Getting started with JASMIN

Lesson 3: Understanding JASMIN storage

Transcript

  • The pan_df command returns information about the use of space on a workspace in a similar fashion to the standard unix command df on many other systems. Note that on JASMIN df will provide misleading information for most file systems. As on many systems care needs to be taken in the interpretation of the results. Compare the commands
    
      $ pan_df -h ~/workspaces/primavera1
      $ pan_df -H ~/workspaces/primavera1 
    The first will give results using binary units, the second using decimal units. For individual files the difference is not dramatic, but the difference between the Tebibyte and the Terabyte is almost 10%. By default most unix utilities work with the Tebibyte (unless an argument such as --si is included)
  • One quirk of the PANASUS storage used on JASMIN is the relationship between the size of the files being stored and the amount of storage taken up.
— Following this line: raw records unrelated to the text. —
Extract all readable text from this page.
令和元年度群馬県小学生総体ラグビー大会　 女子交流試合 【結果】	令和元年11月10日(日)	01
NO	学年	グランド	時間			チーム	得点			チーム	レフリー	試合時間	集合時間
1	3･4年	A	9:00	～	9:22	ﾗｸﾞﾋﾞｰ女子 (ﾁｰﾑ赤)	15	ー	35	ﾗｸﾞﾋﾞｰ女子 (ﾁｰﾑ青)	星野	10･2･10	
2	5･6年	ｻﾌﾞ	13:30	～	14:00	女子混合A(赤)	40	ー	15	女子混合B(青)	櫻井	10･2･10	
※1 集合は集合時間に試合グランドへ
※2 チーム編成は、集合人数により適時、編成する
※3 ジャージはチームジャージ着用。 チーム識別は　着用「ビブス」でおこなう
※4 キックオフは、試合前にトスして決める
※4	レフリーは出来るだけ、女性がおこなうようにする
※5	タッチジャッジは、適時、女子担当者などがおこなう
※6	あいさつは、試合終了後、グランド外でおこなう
This can be demonstrated using the HighResMIP directory from within /group_workspaces/jasmin2/primavera1/open/;
    
      $ du -hs --si HighResMIP
      $ du -hs --si --apparent-size HighResmIP
    The first command (at time of writing) reports that there is 254 GB (SI units) of storage taken up by the HighResMIP directory. The second command shows that within the HighResMIP directory there is 203 GB of data in files. The remaining 20% of the storage used is an overhead of working with the PANASUS system. The size of this overhead is dependent on the size of the individual files. The plot below shows the ratio of storage used to file size for different size files:

    Storage to file size ratios for JASMIN storage

    One implication of this; storing a hundred 1 MB files takes up 14% more storage than a single 100 MB file.

    The size of this overhead settles down above 100 MB, so multi-terabyte data sets should not be stored in files smaller than this size.